I would agree. And by pressurising ourselves and making decisions early without adequate levels of information, we potentially put our patients at risk. So let’s just quickly revise because we’ve tackled some pretty complex, I think, statistical type analysis there, but put it into a, into a clinical context.
We’ve talked a bit about relative risk reduction, absolute risk reduction, how they’re very different. They’re the same, they’re the same figure, but just expressed in a different way. So relative reduction, absolute risk reduction and number need to treat are exactly the same data, but just expressed in different ways. But n and t is the easy one to understand. Because other ones can either misrepresent or be harder to understand so the relative risk can be an over exaggeration of benefit. So we’ve got to be slightly mindful of that. The absolute risk reduction doesn’t necessarily explain to patients in a way that’s useful, but we can just flip that and turn it into the n and t, the number needed to treat and that will help us explain the benefits.
And I think signposting people at least three times in this podcast at the n and t.com is probably one of the most useful things we could do because the numbers are simply staggering. So I’m really happy, I think that’s taken us through how to think about those things, anything else you want to add before the end of another surprise question perhaps that you’d just like to spring on me.
Oh, I’m not really into surprise questions. There’s one thing though. Oh, you go on. Yeah, so we in one question for you. Okay. You read a lot of blogs, don’t you? I try to keep up with them as best I can. The number needed to educate is that’s a number needed to treat for education of blogs. How many blogs do you have to read before you make a change in your clinical practice? The n and e, the n and e. I think we just opened a whole kind of research worms here. I think we could start. The number of blogs you need to read to change one person’s, so it’s the number of blogs a person needs to read to change their practice. Yes. So, what’s your n and e?
It’s relatively high, I think, but I guess I’m quite selective about the blogs I read. So I find authors that I enjoy and I think know what they’re talking about. And often they talk about things I don’t know about, and that’s why I deliberately choose them. So I’d hope it’d be relatively high. It’s not going to be one though. I definitely, I’m probably going to read at least ten things before I pick up one thing. So that doesn’t mean it’s not worthwhile because I’ll enjoy reading them and they’ll keep me interested and enthused, but it may not necessarily change what I do. How about you?
I think you’re right, actually. I think that’s a really interesting point about what it makes you think about. Because if I say that the number needs to educate, I reckon it’s about twenty, maybe fifteen. Okay. And the reason why I think it’s so low for me is it’s not necessarily what I do change in patient care, but I reckon for every fifteenth blog I have a conversation with a colleague, or a junior, or another specialty to stop questioning what we do. So my educational intervention, I reckon, is probably somewhere around fifteen.
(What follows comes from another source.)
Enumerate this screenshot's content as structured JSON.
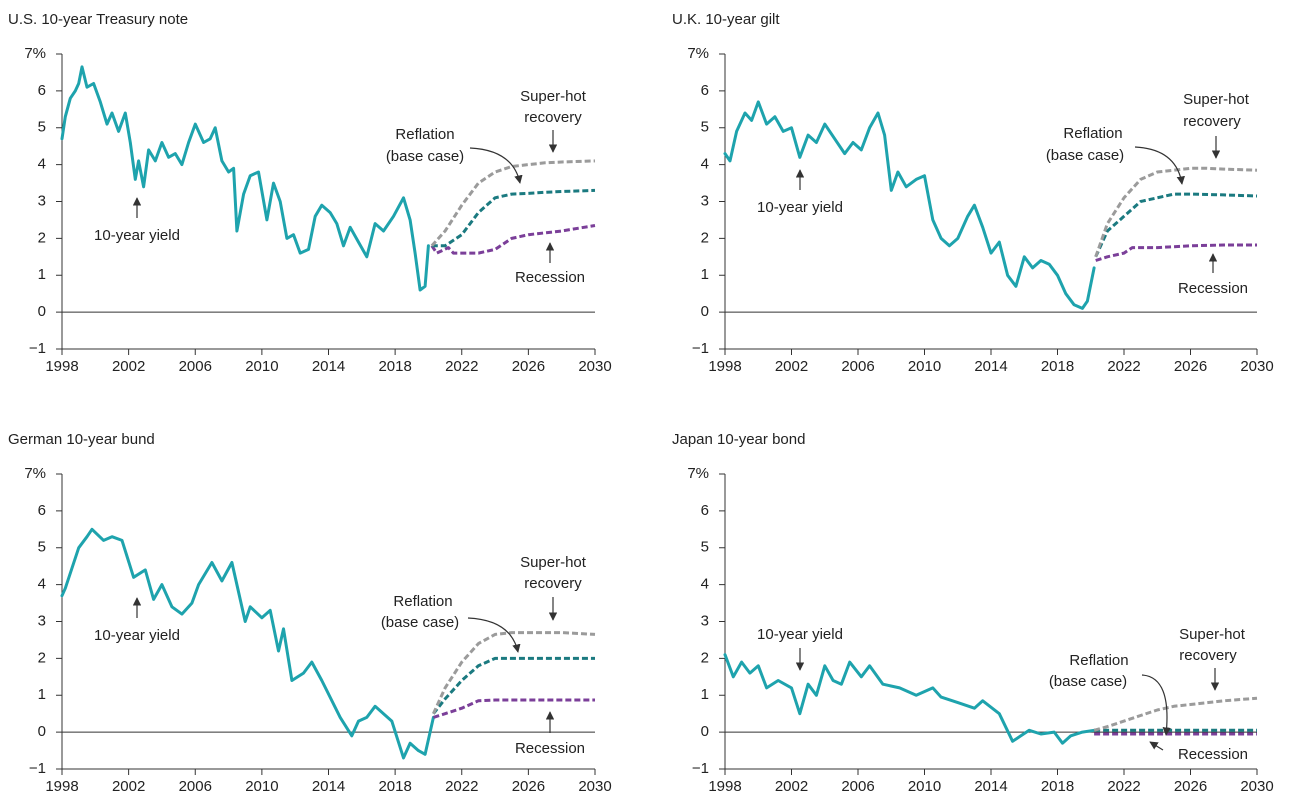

For every fifteen blogs, it drives me to do something else in the workplace to try and make the world a better place.
And I guess as people who write blog posts now and again, and for people listening, that’s something we can think about how we do when we are writing something is, how will this affect people? Will it make a difference? What’s the purpose of why I’m writing it? And hopefully we can influence people with good thoughts and make them enjoy their emergency medicine and be more effective as clinicians.